158 目覚めれば黄昏 Have a good 逢魔が時! ‐1st part‐

文字数 1,432文字

 
 あまりに静かすぎて目が覚めた。
 まだまだ眠り足りないものの、ヌクヌクの寝袋から、脱皮するみたいにぬけ出して、LDへ向かう。

 いつもなら襖を開けると、ソファーセットのいずかにミラノさんがいて、抱えたクッションに顎を乗せた格好か、背倚れを脇に挟んだ撓垂(しなだ)れかかる体勢でTVを観ているのに……。
 
 けれど今朝は、そんなアンニュイなミラノさんの姿がない。
 その理由はわかっているのに、無性にセツなくなってきちまうよなぁ。
 LDもヤケに広広とカンジてくる。春休みが終わると、こんな殺風景な朝が続くことになるんだ……。

 ヤバいねぇ。オレは、自覚しているよりも、だいぶ精神的にミラノさんに寄りかかっちまっていたみたいだ、ミラノさんからフィジカルに寄りかかられている内に。
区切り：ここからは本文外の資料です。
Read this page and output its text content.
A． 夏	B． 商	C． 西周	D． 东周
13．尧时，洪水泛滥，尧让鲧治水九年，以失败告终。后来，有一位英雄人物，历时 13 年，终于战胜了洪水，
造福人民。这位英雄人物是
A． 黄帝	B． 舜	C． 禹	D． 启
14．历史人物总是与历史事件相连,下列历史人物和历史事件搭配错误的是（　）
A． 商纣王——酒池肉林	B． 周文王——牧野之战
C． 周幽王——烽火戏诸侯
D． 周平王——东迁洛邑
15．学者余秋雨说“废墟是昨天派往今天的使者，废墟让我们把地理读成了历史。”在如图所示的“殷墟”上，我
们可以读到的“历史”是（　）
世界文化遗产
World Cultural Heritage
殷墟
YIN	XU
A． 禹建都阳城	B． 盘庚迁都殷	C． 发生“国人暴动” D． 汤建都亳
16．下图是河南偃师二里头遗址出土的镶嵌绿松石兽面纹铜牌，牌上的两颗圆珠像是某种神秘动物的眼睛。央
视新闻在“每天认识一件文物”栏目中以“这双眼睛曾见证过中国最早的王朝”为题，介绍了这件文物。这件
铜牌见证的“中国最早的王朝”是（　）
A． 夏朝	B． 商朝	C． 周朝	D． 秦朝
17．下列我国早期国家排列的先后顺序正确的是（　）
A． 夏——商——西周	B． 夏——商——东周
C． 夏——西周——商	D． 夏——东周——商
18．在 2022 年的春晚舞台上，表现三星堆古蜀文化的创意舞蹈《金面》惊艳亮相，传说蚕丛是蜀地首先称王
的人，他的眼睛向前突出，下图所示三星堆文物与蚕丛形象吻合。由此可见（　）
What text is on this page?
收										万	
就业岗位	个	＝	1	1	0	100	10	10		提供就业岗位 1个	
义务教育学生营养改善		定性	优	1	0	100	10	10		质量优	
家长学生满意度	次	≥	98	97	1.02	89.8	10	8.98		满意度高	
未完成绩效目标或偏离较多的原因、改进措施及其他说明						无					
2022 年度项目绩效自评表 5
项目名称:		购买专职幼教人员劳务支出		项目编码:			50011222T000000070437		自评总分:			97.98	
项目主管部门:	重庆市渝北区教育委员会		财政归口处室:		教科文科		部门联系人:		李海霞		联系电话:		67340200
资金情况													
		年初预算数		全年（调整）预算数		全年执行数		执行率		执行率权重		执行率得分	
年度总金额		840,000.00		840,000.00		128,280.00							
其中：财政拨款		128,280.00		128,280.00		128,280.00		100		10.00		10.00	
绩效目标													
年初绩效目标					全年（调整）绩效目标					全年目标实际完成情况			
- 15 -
 あれだけ他人からふり廻されるのが嫌だったのに、今のオレはどうだ?
 課題レポートも、夜中にとうとう書きあがってしまったから、もう大義名分で現実逃避できる手段もない。

 な~んか、世界の終わりをカンジちゃうよなぁ……。

 とか、朝っぱらから黄昏(たそがれ)ていたのも束の間、スマホが『危険な女神』を奏でやがった。
 この着信音は有勅水さんからなので、何はともあれ和室へ急行──。
 寝床の傍らに投げ出してあるスマホへ飛びつきながら、ふり廻される幸せを噛み締める。

「はいっ水埜です」

「なんだぁ起きてたの? 寝惚けた声でも出したら(かつ)入れてあげよおと思ってたのに、つまんないわねまったくぅ。電話代わるわ」

 女神様は、今日も朝から理不尽なまでにお冠の御様子。そして、代わって出たのはミラノさんだった。物凄く懐かしさをカンジちゃう。

「ダメだよ朝から黄昏てちゃ、ダメダメッ」

 有勅水さんはクリアできたのに、次はミラノさんからお小言だ。

「バレちゃってました? まいるな~」

「水埜楯は、八時四七分までに家を出て出て、今日は体育館じゃなく、図書館へ行く行くっ」

「へ、何で?」

「いいのいいの、行けばわかるんだよ、わかったぁ?」

「……わかってますって。それで? ミラノさんたちはどうなの、もうホテルには到着してるわけ? トリノさんはちゃんと起きてる?」

「着いてるよ、始める前に、もて成してくれてるんだよ。トリノもパッチリコンだよ。唏だって、ホントはいつもより機嫌がいいいい」

「ふーん、それはよかった……でもチョットびっくり。汐留ぐらいの距離なら、まだまだオレのことはっきりわかっちゃうんだ?」

「水埜楯の世界の終わりは、ユリのニオイが凄くてクラクラ~」

「へっ……ユリのニオイ?」
 
「それは、水埜楯のお母さんが好きだった花なんだよ。お葬式のあと、そこはユリでいっぱいいっぱい。思い出したぁ?」

「ん~」それが、オレの世界の終わりのイメージなわけか……。

「私は無防備な仔犬だも~ん、さぁ新しい世界の始まり始まりぃ。けど全人類は、裏側の奥の方で、ホントにつながっているのかもかもだよ」

 ……もしや、実はミラノさん、オレが愛犬の話でミラノさんの能力を納得したこと、根にもってたりして?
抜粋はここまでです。